In a letter the the court explaining his actions, Mr Hunt writes that the ongoing rise in global temperatures, with 2023 yesterday being declared the hottest year on record, was the "greater sin" but not one that would be contemplated in court 3.2 in the Newcastle Courthouse.
"They're shooting the messenger, they've got to be shooting the enemy," he said.
"The enemy is climate change, the enemy is more coal, oil and gas."
Mr Hunt and fellow kayaker Simon Leslie sailed their Hobie outrigger from Port Kembla to Newcastle, with a sail emblazoned with their mission: No More Fossil Fuel.

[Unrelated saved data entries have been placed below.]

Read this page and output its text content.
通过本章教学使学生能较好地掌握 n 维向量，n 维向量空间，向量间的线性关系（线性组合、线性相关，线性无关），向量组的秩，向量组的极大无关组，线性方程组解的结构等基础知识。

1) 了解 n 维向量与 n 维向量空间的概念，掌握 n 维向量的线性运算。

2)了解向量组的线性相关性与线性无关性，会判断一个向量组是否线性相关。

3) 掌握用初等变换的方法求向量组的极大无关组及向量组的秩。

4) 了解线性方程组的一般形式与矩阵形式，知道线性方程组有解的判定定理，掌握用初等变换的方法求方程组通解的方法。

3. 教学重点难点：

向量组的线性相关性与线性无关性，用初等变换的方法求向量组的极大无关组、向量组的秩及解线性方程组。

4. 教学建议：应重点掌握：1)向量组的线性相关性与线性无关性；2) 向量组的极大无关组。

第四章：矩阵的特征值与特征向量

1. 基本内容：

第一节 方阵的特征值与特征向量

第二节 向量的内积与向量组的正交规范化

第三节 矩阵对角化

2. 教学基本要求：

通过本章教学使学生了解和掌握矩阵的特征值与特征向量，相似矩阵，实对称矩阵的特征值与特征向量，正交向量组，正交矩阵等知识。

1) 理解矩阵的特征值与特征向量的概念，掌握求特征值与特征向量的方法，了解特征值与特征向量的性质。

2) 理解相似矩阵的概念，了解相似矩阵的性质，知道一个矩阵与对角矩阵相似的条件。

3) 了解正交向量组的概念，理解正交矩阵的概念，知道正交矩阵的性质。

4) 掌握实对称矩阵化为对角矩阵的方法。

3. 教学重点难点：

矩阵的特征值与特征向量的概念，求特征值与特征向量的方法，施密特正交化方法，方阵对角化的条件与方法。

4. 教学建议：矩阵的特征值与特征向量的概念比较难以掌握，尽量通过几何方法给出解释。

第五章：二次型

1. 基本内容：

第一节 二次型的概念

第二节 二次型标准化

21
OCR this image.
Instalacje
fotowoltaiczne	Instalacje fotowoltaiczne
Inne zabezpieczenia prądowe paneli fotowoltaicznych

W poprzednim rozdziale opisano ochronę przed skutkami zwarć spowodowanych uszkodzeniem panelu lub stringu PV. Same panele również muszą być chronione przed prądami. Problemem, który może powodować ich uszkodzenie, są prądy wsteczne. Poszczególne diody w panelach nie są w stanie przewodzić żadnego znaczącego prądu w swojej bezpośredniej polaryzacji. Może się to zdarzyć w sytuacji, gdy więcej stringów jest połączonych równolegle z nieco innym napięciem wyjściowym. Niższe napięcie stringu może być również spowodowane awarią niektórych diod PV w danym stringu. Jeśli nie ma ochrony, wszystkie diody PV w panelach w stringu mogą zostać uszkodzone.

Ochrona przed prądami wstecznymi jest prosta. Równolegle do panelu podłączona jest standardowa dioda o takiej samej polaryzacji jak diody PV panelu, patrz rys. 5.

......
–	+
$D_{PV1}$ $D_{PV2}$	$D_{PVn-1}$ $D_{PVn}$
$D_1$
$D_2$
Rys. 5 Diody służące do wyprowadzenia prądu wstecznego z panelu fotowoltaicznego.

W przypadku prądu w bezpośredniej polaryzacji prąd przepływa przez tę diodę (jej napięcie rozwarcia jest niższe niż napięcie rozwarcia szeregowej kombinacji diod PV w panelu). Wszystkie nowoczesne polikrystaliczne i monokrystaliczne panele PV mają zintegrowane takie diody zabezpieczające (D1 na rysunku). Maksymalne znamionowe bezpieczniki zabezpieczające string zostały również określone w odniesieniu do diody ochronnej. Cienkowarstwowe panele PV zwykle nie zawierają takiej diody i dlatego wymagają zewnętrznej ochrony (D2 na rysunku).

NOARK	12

While the exhausting voyage was beset with challenging weather, Mr Hunt returned to the Illawarra energised to continue the fight for action on climate change and an end to the consumption of fossil fuels.
Mr Hunt has made a New Year's resolution to take action each week this year for this cause, and has spent the first two weeks of 2024 writing letters to the editor, with success, having been published in the Mercury, the Australian Financial Review and The Australian, so far.
He says that Illawarra residents should get used to seeing his kayak on Lake Illawarra this year, with his sail proudly displaying his ambitions.